The context of this problem is the estimation of the distribution of a parameter $v$ given sets of data $A$ and $B$, where $A$ and $B$ are not independent.
Suppose I know $P(v | A)$ and $P(v | B)$. Both of these distributions are definitely not normal (the answer should not make any assumptions about the functional form here)
Suppose I also know that $A$ and $B$ are not independent. In particular, the data come in pairs $(a_i, b_i)$. The exact relationship between $a_i$ and $b_i$ is not known but one can suppose that they are linearly correlated i.e. $a_i \sim N(f + gb_i, \sigma_a^2)$, or alternatively $b_i \sim N(j + ka_i, \sigma_b^2)$ . However, it should not be assumed that the data sets $A$ and $B$ are normally distributed (either jointly or independently).

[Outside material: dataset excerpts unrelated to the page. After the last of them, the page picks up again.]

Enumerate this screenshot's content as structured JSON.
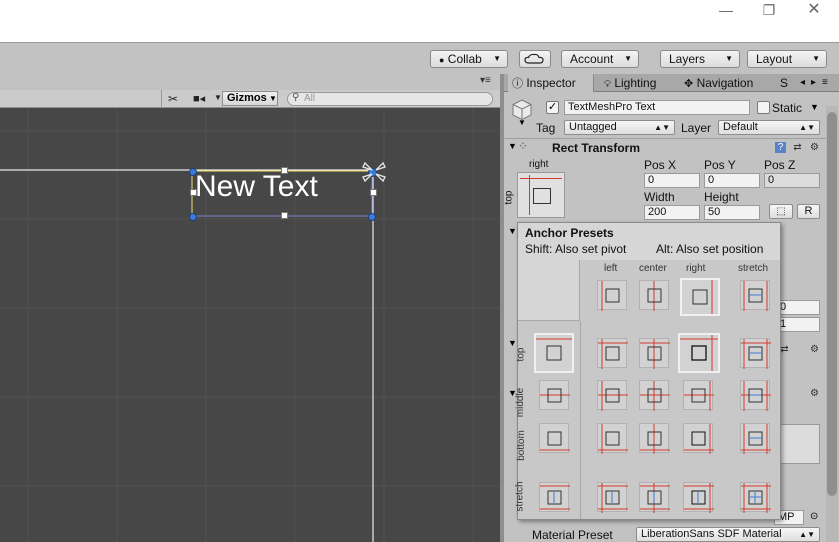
{
  "titlebar": {
    "minimize_icon": "minimize-icon",
    "maximize_icon": "maximize-icon",
    "close_icon": "close-icon"
  },
  "toolbar": {
    "collab": "Collab",
    "cloud_icon": "cloud-icon",
    "account": "Account",
    "layers": "Layers",
    "layout": "Layout"
  },
  "scene": {
    "gizmos": "Gizmos",
    "search_placeholder": "All",
    "text": "New Text"
  },
  "inspector": {
    "tabs": [
      {
        "label": "Inspector",
        "icon": "info-icon"
      },
      {
        "label": "Lighting",
        "icon": "lightbulb-icon"
      },
      {
        "label": "Navigation",
        "icon": "navigation-icon"
      },
      {
        "label": "S",
        "icon": ""
      }
    ],
    "object_name": "TextMeshPro Text",
    "active_check": "✓",
    "static_label": "Static",
    "tag_label": "Tag",
    "tag_value": "Untagged",
    "layer_label": "Layer",
    "layer_value": "Default",
    "rect_title": "Rect Transform",
    "anchor_h": "right",
    "anchor_v": "top",
    "pos_x_label": "Pos X",
    "pos_y_label": "Pos Y",
    "pos_z_label": "Pos Z",
    "pos_x": "0",
    "pos_y": "0",
    "pos_z": "0",
    "width_label": "Width",
    "height_label": "Height",
    "width": "200",
    "height": "50",
    "r_button": "R",
    "hidden_field_1": "0",
    "hidden_field_2": "1",
    "mp_fragment": "MP",
    "material_label": "Material Preset",
    "material_value": "LiberationSans SDF Material"
  },
  "presets": {
    "title": "Anchor Presets",
    "shift_hint": "Shift: Also set pivot",
    "alt_hint": "Alt: Also set position",
    "col_labels": [
      "left",
      "center",
      "right",
      "stretch"
    ],
    "row_labels": [
      "top",
      "middle",
      "bottom",
      "stretch"
    ]
  },
  "colors": {
    "accent_red": "#d43a2a",
    "accent_blue": "#3a7ad8",
    "anchor_orange": "#e08a2a",
    "selection_yellow": "#f3e36a"
  }
}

The question: how do I work out $P(v | A, B)$?
The obvious approach is to try : $P(v | A, B) \propto P(A | v, B) P (v | B)$, however I can't see how to calculate the first term with only the knowledge above.
Another approach is to try $P(v | A, B) \propto P(A, B | v) P(v) = P(A | B, v) P(B | v)$ which doesn't help either.
The inter-relationship of $A$ and $B$ suggests that $P(A | B, f, g) = \prod_i P(a_i | b_i, f, g, \sigma$). The $f$, $g$ and $\sigma$ can be integrated out if needed (with appropriate priors) to get $P(A | B)$. But I can't see how to introduce the relationship between $A$ and $\nu$ into this to get to $P(A | \nu, B)$.
Any help greatly appreciated.
One approach I have considered is
$P(\nu | A, B) = \int P(\nu, X | A, B) \delta(X - \nu)\,dX \stackrel{?}{=} \int P(\nu | A)P(X | B) \delta(X - \nu)\,dX$
$ = P(\nu|A)P(\nu|B)$ but I'm almost certain that the second step isn't valid.